El arte sagrado ignora en gran medida la intención estética; la belleza deriva ante todo de la verdad espiritual, deriva, pues, de la exactitud del simbolismo y de la utilidad para el culto y la contemplación, y, sólo a continuación, de los imponderables de la intuición personal; de hecho, la alternativa no podía plantearse. En un mundo que ignora la fealdad en el plano de las producciones humanas — o, dicho de otro modo, el error en la forma —, la cualidad estética no puede ser una preocupación inicial; la belleza está en todas partes, comenzando por la naturaleza y el propio hombre.

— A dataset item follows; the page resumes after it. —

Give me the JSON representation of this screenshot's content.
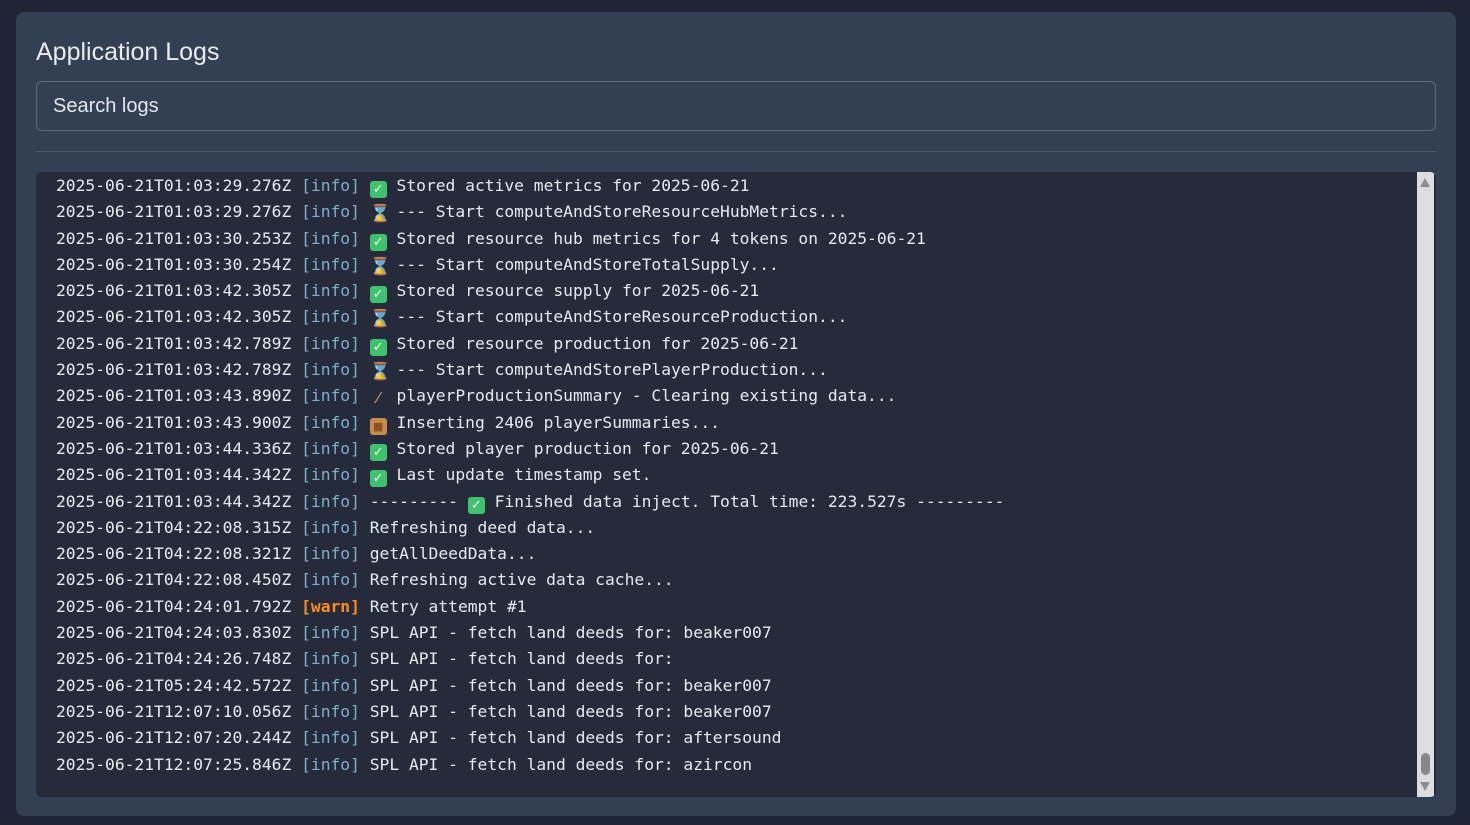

Si bien la intuición estética — en el más profundo sentido — tiene su importancia en ciertos modos de espiritualidad, no interviene, sin embargo, más que de manera secundaria en la génesis de la obra sagrada, proceso en el que la belleza, en primer lugar, no tiene por qué ser un fin directo, y, luego, está garantizada por la integridad del símbolo y la cualidad tradicional del trabajo. Pero esto no ha de hacer perder de vista que el sentido de la belleza, y, por consiguiente, la necesidad de belleza, es natural en el hombre normal, y es la condición misma del desapego del artista tradicional con respecto a la cualidad estética de la obra sagrada; dicho de otro modo, la preocupación capital por esta cualidad sería aquí como un pleonasmo.


Frithjof Schuon, Castas y Razas, José J. de Olañeta, Barcelona, 1983, cap. “Principios y criterios del arte universal”, p. 54.